On lira avec profit l’étude complète de l’abbé Jean-Michel Gleize dans le Courrier de Rome n° 372 (3 €). S’adresser au Courrier de Rome – B.P. 10156 – F-78001 Versailles Cedex Télécopie : +33.(0)1 49 62 85 91 – Courriel : courrierderome@wanadoo.fr Abonnement France : 20 €, Etranger : 24 €, Suisse : CHF 40
Source : DICI n°290 du 14/02/14

Notes
[1] L’Eglise catholique et les communautés orthodoxes « se reconnaissent comme Eglises sœurs, responsables ensemble de la sauvegarde de l’unique Eglise de Dieu, dans la fidélité au dessein divin, et tout spécialement en ce qui concerne l’unité. » – Jean-Paul II,Déclaration commune de Jean-Paul II et du Patriarche orthodoxe Bartholomeos I, cosignée au Vatican le 29 juin 1995, dans DC n°2121, p. 734-735.
[2] Le pape et le chef des anglicans rendent grâce à Dieu « pour le fait que, dans de nombreux endroits du monde, les anglicans et les catholiques se reconnaissent mutuellement comme des frères et des sœurs dans le Christ et expriment cette reconnaissance par la prière commune, l’action commune et le témoignage commun. » – Déclaration commune de Jean-Paul II et du Primat de la Communion anglicane, cosignée le 5 décembre 1996, dans DC n°2152, p. 88-89.

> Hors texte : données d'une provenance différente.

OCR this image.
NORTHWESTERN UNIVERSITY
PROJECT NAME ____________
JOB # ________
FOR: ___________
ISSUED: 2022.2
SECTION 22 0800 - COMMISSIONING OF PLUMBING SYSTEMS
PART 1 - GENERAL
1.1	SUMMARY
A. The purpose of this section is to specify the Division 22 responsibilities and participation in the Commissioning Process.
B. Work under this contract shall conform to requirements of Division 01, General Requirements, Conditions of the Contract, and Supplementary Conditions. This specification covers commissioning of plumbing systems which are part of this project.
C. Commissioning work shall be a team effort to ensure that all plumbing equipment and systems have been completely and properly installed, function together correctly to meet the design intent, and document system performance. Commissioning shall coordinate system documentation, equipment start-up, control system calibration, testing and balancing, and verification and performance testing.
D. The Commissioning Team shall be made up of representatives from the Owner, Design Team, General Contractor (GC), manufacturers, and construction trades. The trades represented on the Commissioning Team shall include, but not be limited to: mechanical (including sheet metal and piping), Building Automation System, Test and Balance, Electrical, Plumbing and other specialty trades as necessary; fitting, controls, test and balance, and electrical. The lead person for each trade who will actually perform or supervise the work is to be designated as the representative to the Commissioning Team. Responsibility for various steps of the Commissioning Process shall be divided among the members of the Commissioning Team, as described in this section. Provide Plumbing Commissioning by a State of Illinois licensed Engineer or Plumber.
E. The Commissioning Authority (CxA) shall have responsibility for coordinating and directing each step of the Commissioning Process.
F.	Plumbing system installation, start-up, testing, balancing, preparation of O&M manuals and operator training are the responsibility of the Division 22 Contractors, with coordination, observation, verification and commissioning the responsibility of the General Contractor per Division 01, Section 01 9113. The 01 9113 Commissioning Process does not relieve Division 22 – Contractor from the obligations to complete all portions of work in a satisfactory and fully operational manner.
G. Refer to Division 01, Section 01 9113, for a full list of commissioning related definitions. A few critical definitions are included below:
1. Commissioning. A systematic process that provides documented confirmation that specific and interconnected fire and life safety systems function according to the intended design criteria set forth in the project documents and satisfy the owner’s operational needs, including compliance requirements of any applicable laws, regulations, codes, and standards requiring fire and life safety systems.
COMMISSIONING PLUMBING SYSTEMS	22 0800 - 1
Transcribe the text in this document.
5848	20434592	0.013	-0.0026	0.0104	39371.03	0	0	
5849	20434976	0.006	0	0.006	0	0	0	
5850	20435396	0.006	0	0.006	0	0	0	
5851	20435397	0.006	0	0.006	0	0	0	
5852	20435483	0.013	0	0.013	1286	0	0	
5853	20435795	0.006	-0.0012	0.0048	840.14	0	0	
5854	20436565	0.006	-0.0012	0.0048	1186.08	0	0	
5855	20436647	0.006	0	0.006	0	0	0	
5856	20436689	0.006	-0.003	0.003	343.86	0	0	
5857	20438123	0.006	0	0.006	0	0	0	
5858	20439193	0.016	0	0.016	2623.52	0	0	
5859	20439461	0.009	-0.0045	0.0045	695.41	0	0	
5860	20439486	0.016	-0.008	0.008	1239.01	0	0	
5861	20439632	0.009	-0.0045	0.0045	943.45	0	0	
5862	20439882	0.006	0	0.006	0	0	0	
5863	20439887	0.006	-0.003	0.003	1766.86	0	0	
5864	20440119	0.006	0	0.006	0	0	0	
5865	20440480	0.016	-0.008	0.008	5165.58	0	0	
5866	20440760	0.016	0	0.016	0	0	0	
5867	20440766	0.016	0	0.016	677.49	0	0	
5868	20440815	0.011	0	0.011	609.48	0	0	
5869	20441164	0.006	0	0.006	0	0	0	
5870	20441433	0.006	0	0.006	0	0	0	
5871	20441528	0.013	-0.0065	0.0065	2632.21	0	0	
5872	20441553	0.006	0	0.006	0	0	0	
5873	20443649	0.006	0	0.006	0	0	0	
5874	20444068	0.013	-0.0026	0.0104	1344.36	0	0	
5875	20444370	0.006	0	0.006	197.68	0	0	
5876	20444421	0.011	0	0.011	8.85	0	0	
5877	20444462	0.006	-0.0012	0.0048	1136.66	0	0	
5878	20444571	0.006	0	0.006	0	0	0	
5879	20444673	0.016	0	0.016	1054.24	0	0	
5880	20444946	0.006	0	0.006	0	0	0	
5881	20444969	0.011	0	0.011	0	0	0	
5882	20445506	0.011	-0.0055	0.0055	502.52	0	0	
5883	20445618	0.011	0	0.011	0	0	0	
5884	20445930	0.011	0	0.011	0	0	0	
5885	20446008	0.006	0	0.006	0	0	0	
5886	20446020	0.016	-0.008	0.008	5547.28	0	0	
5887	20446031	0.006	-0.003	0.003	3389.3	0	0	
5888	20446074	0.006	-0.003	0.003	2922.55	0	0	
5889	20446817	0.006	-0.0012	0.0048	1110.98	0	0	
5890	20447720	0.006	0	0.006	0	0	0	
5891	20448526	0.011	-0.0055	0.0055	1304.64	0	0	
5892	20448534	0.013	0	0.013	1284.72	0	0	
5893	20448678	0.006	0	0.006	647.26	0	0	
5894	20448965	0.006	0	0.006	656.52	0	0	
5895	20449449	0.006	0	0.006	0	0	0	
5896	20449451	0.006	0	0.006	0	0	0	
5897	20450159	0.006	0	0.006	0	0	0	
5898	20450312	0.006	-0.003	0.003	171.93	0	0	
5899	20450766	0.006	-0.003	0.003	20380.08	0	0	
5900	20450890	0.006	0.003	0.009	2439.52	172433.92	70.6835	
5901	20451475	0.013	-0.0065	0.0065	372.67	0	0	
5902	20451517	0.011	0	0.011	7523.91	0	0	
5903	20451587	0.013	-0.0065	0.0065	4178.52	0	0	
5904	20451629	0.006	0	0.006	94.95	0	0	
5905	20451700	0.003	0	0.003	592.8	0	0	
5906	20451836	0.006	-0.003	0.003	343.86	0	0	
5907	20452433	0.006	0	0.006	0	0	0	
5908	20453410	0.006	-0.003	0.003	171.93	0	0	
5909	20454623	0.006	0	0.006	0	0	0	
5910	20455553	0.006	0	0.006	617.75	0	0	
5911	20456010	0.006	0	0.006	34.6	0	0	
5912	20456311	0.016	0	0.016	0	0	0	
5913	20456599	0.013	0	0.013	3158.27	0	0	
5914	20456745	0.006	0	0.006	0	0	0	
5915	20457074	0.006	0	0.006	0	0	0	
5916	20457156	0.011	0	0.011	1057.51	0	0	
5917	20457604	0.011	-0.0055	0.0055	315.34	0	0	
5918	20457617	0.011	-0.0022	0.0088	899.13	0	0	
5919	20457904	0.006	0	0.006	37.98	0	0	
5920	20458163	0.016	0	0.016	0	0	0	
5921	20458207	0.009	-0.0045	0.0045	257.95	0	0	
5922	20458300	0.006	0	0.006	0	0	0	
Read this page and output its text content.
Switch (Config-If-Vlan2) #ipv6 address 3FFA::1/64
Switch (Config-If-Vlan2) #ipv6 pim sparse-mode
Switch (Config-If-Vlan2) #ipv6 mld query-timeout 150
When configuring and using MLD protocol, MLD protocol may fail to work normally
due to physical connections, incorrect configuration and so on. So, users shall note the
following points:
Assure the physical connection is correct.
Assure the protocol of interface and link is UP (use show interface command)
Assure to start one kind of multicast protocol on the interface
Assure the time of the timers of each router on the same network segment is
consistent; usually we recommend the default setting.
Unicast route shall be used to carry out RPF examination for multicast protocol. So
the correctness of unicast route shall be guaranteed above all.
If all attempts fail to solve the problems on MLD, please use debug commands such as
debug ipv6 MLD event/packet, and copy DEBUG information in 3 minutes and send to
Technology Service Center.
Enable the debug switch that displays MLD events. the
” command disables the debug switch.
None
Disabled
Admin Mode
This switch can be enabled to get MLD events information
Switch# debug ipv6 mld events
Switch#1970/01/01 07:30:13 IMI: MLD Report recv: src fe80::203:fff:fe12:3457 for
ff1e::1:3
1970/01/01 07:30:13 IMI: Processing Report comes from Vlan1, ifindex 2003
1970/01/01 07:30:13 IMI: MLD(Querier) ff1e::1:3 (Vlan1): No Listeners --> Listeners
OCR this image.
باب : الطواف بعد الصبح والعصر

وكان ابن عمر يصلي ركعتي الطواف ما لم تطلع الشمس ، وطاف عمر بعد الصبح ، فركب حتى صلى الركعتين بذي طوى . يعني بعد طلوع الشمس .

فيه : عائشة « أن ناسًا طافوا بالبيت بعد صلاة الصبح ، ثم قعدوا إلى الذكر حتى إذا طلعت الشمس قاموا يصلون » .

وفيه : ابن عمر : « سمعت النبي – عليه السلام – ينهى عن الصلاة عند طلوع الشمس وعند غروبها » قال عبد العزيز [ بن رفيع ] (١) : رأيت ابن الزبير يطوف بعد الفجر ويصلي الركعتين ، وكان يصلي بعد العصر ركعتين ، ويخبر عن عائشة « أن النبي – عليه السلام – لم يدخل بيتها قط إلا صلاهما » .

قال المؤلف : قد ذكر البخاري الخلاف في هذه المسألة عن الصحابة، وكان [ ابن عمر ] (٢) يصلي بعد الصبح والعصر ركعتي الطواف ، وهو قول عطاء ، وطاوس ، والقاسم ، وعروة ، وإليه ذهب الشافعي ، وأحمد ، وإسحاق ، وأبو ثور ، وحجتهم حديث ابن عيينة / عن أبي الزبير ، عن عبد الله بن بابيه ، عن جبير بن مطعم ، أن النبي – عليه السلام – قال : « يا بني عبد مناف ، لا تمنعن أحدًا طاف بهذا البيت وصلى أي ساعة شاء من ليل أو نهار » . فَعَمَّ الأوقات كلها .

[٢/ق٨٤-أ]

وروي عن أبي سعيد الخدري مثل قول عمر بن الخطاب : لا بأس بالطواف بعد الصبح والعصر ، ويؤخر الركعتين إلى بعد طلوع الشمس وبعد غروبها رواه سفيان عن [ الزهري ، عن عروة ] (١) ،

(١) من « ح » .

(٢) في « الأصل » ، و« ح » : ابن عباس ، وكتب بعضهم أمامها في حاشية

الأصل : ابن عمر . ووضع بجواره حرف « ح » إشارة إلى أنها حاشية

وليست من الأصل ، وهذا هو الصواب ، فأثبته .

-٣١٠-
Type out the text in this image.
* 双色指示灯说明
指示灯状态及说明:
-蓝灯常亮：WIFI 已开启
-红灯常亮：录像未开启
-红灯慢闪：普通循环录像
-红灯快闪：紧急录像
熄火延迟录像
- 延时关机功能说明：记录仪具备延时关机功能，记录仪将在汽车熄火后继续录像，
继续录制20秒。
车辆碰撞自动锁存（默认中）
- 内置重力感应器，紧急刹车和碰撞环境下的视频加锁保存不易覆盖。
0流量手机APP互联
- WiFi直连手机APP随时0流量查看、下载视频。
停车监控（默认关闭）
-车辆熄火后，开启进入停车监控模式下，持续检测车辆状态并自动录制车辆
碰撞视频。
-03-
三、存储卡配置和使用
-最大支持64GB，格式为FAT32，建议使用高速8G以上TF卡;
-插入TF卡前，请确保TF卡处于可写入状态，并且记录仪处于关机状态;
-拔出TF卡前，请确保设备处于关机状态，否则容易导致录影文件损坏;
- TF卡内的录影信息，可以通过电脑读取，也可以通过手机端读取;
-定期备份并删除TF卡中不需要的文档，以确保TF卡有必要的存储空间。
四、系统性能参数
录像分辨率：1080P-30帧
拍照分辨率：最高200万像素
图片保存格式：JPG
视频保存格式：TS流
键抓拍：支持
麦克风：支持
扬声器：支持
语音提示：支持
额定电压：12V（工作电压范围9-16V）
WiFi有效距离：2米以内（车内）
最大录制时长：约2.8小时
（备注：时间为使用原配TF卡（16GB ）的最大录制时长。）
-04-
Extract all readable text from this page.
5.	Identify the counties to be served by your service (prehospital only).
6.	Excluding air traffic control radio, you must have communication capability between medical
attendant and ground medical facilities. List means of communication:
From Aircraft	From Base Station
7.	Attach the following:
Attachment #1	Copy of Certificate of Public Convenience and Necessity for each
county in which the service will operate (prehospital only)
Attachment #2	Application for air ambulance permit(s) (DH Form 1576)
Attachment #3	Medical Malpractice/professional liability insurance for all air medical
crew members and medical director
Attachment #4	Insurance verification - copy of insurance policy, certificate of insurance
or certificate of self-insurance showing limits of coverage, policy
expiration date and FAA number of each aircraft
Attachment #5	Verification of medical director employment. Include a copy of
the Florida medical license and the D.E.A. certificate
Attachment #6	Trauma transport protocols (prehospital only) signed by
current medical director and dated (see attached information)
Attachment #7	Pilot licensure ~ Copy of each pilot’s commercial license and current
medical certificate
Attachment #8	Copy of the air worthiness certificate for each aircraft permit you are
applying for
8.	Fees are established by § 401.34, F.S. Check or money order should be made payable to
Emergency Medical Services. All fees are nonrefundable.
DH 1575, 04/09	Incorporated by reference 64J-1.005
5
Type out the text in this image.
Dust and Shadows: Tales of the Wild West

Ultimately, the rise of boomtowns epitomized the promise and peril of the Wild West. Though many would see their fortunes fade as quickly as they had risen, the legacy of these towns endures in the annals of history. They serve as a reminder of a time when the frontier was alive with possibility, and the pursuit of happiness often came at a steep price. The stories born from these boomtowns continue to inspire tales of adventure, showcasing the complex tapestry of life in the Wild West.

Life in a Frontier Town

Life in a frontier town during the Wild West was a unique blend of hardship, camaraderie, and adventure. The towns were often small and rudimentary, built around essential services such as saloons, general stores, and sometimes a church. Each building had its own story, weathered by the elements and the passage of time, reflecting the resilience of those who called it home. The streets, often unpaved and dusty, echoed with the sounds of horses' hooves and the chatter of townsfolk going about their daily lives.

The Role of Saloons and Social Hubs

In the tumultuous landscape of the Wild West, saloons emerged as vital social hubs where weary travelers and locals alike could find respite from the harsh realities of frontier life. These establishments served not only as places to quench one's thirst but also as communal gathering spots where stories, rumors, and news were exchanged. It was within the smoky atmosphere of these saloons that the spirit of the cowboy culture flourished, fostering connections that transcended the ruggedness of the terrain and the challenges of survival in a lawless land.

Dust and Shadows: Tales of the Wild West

[3] « L’espace spirituel commun l’emporte sur bien des barrières confessionnelles qui nous séparent encore les uns les autres au seuil du troisième millénaire. Si malgré les divisions nous arrivons à nous présenter toujours davantage ensemble devant le Christ dans la prière, nous réaliserons de plus en plus combien est minime ce qui nous divise en comparaison de ce qui nous unit. » – Jean-Paul II, Discours au Docteur Christian Krause, président de la Fédération luthérienne mondiale, le 9 décembre 1999, dans DC n°2219, p.109
[4] « Oui, par ma voix, l’Eglise catholique (…) reconnaît la valeur du témoignage de votre peuple. » – Jean-Paul II, Discours à la communauté juive d’Alsace, le 9 octobre 1998,dans DC n°1971, p.1027.
[5] « Je crois que nous, chrétiens et musulmans, nous devons reconnaître avec joie les valeurs religieuses que nous avons en commun et en rendre grâce à Dieu. (…) Nous croyons que Dieu nous sera un juge miséricordieux à la fin des temps et nous espérons qu’après la résurrection, il sera satisfait de nous, et que nous serons satisfaits de lui. » – Jean-Paul II, Discours lors de la rencontre avec la jeunesse au stade de Casablanca, le 18 août 1985, dans DC 1903, p. 945.
[6] « L’Etat ne peut revendiquer une compétence, directe ou indirecte, sur les convictions religieuses des personnes. Il ne peut s’arroger le droit d’imposer ou d’empêcher la profession et la pratique publiques de la religion d’une personne ou d’une communauté. » – Jean-Paul II,Message pour la Journée mondiale 1988 de la paix, le 8 décembre 1987,dans DC n° 1953, p. 2.